Gerakan masyarakat sipil menolak larangan mudik juga terjadi di internet. WHD, seorang ulama asal Aceh, membuat video berisi ajakan untuk tetap mudik dan “melawan” kebijakan pemerintah. Caranya? Dengan terus meramaikan pos penyekatan viral hingga polisi mempersilakan lewat. Akibat video ini, WHD ditangkap Polda Aceh dengan tuduhan melanggar UU ITE.
Enggak cuma di Aceh, seorang warga Bali berinisial HS (37) juga ditangkap polisi setelah mengunggah ajakan mudik di grup Facebook Info Pelabuhan GIlimanuk. Di sana, HS meminta pemudik turun ke jalan serentak sembari melakukan demonstrasi apabila perlu. Dengan begini, HS menyebut peluang diperbolehkan melintas akan makin besar. “Dia sudah diperiksa dan mengakui kesalahannya,” kata Kapolres Jembrana Ketut Gede Adi Wibawa, dilansir iNews.
Penyebaran ajakan demonstrasi pengin mudik juga dilaporkan tersebar di grup WhatsApp. ES (33), AA (34), dan BES (39) diamankan polisi setelah terekam mengajak pemudik berdemo di jalan tol untuk menimbulkan kemacetan. Yusri Yunus mengatakan ES mengirim pesan berkumpul ini pada para pelaku usaha transportasi.
Di internet diskusi seputar cara mudik yang aman masih terjadi, khususnya di beberapa grup Facebook. Pada postingan ini misalnya, terlihat bagaimana seorang netizen meminta informasi terkait cara mudik yang aman, lantas menumpang kendaraan logistik dan truk sayur jadi jawaban populer yang muncul.

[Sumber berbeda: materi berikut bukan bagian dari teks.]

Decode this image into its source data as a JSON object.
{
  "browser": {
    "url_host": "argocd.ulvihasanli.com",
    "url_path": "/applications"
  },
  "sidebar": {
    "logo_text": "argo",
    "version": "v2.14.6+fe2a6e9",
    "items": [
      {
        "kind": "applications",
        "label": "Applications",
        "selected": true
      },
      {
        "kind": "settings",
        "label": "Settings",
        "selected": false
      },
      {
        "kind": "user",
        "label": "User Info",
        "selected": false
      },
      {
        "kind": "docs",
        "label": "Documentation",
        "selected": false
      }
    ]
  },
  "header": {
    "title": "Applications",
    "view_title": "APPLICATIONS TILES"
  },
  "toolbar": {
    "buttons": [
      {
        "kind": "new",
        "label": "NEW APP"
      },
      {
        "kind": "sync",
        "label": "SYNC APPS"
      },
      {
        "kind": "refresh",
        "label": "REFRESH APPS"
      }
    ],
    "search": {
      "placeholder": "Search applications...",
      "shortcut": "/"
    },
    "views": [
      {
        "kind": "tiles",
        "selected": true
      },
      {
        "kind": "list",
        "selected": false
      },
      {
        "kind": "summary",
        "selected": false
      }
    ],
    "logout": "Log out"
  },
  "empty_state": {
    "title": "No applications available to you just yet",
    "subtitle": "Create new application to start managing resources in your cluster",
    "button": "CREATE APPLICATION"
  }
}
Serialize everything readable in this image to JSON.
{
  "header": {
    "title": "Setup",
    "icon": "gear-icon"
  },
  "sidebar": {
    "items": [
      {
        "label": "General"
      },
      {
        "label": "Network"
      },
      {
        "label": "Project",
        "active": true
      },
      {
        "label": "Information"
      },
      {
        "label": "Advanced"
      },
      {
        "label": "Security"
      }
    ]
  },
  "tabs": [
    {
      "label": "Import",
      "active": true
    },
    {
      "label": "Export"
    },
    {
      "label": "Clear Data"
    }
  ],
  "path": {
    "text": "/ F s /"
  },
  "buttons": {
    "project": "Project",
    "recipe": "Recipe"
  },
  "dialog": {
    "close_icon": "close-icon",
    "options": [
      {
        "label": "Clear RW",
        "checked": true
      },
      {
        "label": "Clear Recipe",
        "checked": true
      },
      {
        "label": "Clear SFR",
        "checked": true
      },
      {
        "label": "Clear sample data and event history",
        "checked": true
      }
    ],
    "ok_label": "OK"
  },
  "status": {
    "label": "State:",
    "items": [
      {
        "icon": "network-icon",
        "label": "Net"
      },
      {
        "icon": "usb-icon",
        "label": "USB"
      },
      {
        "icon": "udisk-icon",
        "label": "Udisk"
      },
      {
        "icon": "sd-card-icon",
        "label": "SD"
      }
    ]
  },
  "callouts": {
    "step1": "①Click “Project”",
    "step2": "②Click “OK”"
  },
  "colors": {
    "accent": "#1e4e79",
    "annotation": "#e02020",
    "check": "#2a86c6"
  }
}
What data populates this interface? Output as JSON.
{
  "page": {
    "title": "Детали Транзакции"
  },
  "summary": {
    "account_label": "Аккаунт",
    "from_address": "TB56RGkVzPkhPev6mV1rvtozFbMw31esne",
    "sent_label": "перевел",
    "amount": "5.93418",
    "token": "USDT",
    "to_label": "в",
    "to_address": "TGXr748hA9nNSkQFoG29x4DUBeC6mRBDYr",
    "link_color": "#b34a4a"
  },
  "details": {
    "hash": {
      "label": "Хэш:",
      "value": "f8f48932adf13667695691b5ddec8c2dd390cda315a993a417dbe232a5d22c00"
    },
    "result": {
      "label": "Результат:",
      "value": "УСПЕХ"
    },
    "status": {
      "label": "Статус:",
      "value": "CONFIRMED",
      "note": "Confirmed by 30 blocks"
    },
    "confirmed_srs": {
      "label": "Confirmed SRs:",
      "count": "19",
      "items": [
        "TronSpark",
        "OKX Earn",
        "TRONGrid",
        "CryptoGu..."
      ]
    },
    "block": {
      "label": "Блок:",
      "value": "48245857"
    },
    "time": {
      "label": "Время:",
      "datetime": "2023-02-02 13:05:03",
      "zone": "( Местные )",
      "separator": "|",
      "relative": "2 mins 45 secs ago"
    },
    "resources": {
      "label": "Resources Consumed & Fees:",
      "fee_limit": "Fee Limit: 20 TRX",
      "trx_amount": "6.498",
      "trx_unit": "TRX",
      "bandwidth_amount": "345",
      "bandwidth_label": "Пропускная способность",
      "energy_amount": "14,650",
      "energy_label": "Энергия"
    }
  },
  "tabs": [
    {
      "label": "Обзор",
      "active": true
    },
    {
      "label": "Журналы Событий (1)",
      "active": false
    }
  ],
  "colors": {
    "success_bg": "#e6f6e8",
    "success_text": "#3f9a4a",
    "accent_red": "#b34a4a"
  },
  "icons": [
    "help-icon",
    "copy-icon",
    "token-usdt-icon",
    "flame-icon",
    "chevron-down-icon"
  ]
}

Epidemiolog dari Universitas Griffith Dicky Budiman menjelaskan kejadian ini sebagai dampak dari tidak konsistennya penanganan pandemi oleh pemerintah sejak tahun lalu. “Yang terjadi saat ini, mau tidak mau diakui bahwa pemerintah tidak konsisten. Ada pengetatan tapi di sisi lain ada pelonggaran, ada kebijakan mengetatkan tidak boleh mudik, tapi ada pelonggaran bagi masuknya arus WNA, dan pelonggaran di aspek lain,” kata Dicky kepada Suara.
“Dia [pemudik] sudah tidak peduli lagi, wong dia memikirkan keinginannya yang sudah lama dan masalah keterbatasannya yang selama ini belum mendapat solusi yang efektif [dari pemerintah]. Sudah tidak bisa PPKM mikro, harus PSBB, kalau bisa Jawa-Bali ya bagus. Ini harus betul-betul dikaji pemerintah, potensi dampak perburukan itu jauh lebih besar daripada kita tidak melakukan asesmen yang cepat dan tepat,” tutup Dicky.